Shadesorsunnies · 06/04/2019 15:28

The problem with people who like the sound of their own voice is that people do stop seeing them, because they lose the will to live when in their company, so the ones that are left get it even more.

Katinkka · 06/04/2019 15:33

My mother did this when she was drinking a lot... she’s not as bad now.

Snog · 06/04/2019 15:36

Try saying "can we talk about something else? I've heard this story."
You are given by conversational control to her but you don't have to.

Snog · 06/04/2019 15:36

*giving

girlywhirly · 06/04/2019 15:52

I believe that some people genuinely like the sound of their own voices. We had a team leader at work who was like this, and he often repeated stories from when he worked in other firms which he clearly thought were his glory days but no one else was interested. It became quite a joke among colleagues. Unfortunately for him, it didn’t help his career and he was moved sideways as new, younger and more dynamic managers were recruited and teams/departments were restructured. In the end, he was ‘asked’ to take voluntary redundancy, which he did fortunately for everyone. No more “when I was at Companyname.....”

So I do sympathise.

TooManyPaws · 06/04/2019 15:58

@happynow001 Steal away! It's an old Navy phrase; so many of them are brilliant - I personally love Psychoceramic as an alternative for completely crackpot.😉😃

Fluffyears · 06/04/2019 16:09

Me and DH have said both our mothers could’nt name our companies or job titles. They don’t care really.

AlphaSigma · 06/04/2019 16:10

Not a hope in hell of her taking a letter in any way but the worst.
Hell would freeze over before she let me go to the Drs to talk about dementia.

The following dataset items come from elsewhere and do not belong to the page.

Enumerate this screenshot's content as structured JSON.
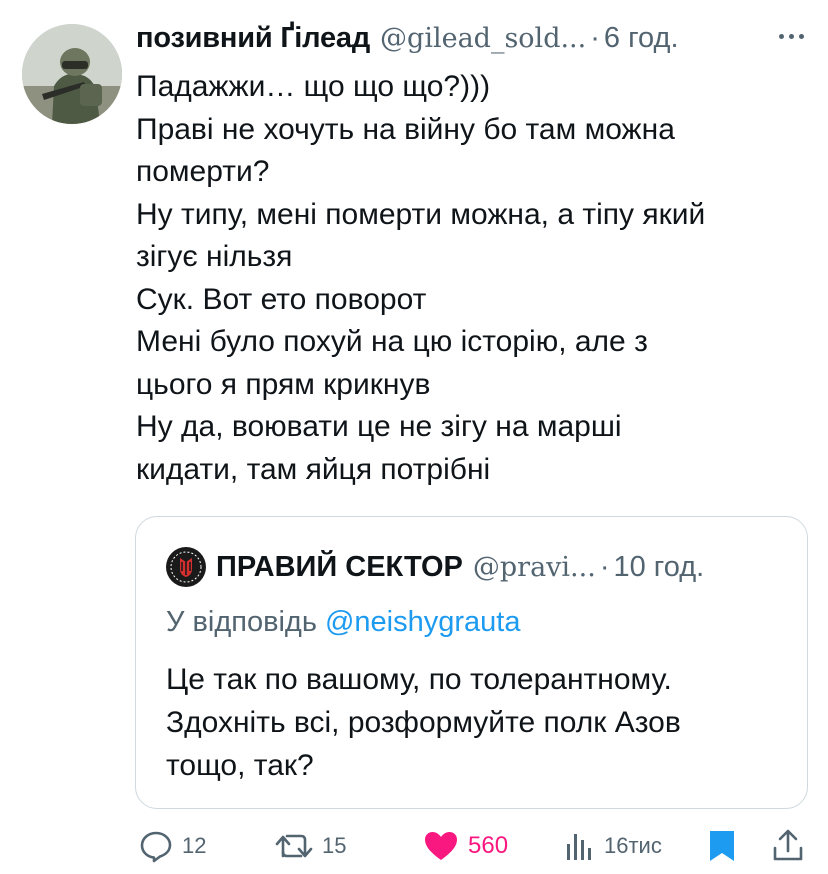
{
  "author": {
    "name": "позивний Ґілеад",
    "handle": "@gilead_sold...",
    "separator": "·",
    "time": "6 год."
  },
  "tweet_lines": [
    "Падажжи… що що що?)))",
    "Праві не хочуть на війну бо там можна",
    "померти?",
    "Ну типу, мені померти можна, а тіпу який",
    "зігує нільзя",
    "Сук. Вот ето поворот",
    "Мені було похуй на цю історію, але з",
    "цього я прям крикнув",
    "Ну да, воювати це не зігу на марші",
    "кидати, там яйця потрібні"
  ],
  "quote": {
    "name": "ПРАВИЙ СЕКТОР",
    "handle": "@pravi...",
    "separator": "·",
    "time": "10 год.",
    "reply_prefix": "У відповідь",
    "reply_mention": "@neishygrauta",
    "lines": [
      "Це так по вашому, по толерантному.",
      "Здохніть всі, розформуйте полк Азов",
      "тощо, так?"
    ]
  },
  "actions": {
    "replies": "12",
    "retweets": "15",
    "likes": "560",
    "views": "16тис"
  },
  "colors": {
    "text": "#0f1419",
    "secondary": "#536471",
    "link": "#1d9bf0",
    "like": "#f91880",
    "bookmark": "#1d9bf0",
    "border": "#cfd9de"
  },
  "icons": [
    "more-icon",
    "reply-icon",
    "retweet-icon",
    "heart-icon",
    "views-icon",
    "bookmark-icon",
    "share-icon"
  ]
}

The fall out will be far worse than the situation as it is now.

Sadly I'm stuck with it.

FiveLittlePigs · 06/04/2019 16:11

My partner does this. He even tells me about events that he wasn't at but I was! It's like a button has been pushed and he has to complete his story even though: you need to tell him something urgent; you know what he's going to say because you've heard it umpteen billion times before; you're trying to shut him up because the person he's loudly talking about by name has come into the room; the waitress is waiting to take the dinner order and couldn't care less about how it "reminded me of when..."; he has the wrong end of the stick and is way off beam in his loudly voiced assumptions etc Sad

He has no filter and is deaf to hints to shut up or accuses people of being rude by talking over him.